— Et je pense qu’il en a maintenant assez, reprit Henri.
Marcelin songea aux années qu’il venait de passer dans le tourbillon de Paris. Et, comme chacun se taisait, sa rêverie alla au parc, à la forêt, et à cette chambre du château qu’il avait laissée fermée et où il n’avait introduit personne.
Le silence durait.
Et ce fut madame Desruyssarts qui conclut à mi-voix :
— Il faut que jeunesse s’instruise.
Ses cousins partis, Marcelin resta seul. Henri continua à venir tous les jours. Ils faisaient de longues promenades en causant.

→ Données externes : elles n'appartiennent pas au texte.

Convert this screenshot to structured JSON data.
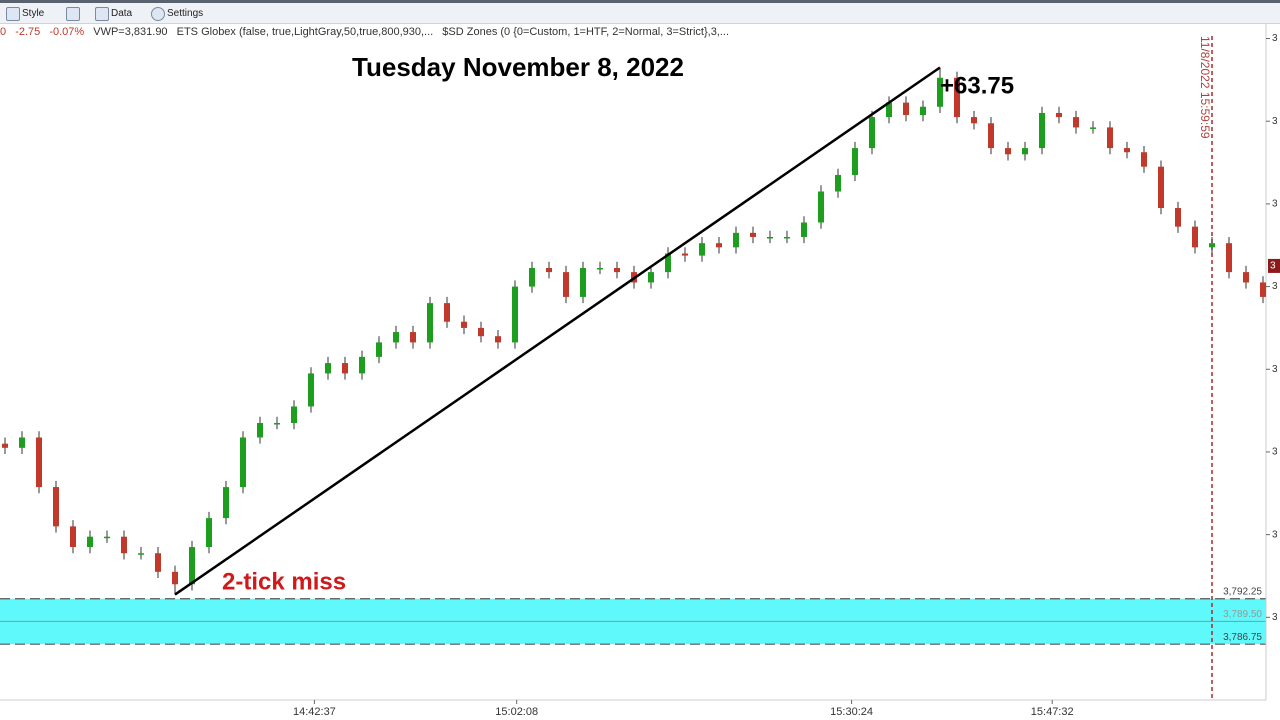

Henri montrait un esprit préoccupé d’idées générales ; les choses de tous les jours ne semblaient pas l’intéresser ; de son métier, il ne parlait guère ; sa conversation tournait vite à la philosophie. Marcelin l’appelait le métaphysicien, et, lui-même, il se sentait s’intéresser aux hautes questions dont son ami aimait à l’entretenir. Souvent, le soir, après avoir dîné ensemble, ils sortaient, et, en bavardant, ils parcouraient le parc, lentement, et puis se reconduisaient sans fin, Henri demeurant dans le bourg, à un kilomètre du château.
C’était ainsi, l’autre année, que Marcelin allait, avec Charles, à travers les rues de Paris, la nuit, en d’interminables reconduites. Mais, à présent, il ne s’agissait plus du plaisir et de demoiselles ; et, ce dont il s’entretenait, c’était du problème de l’existence, et d’idées, et de rêves…
Ils s’étaient peu à peu raconté leurs existences ; peu à peu, ils se confiaient l’état de leurs âmes.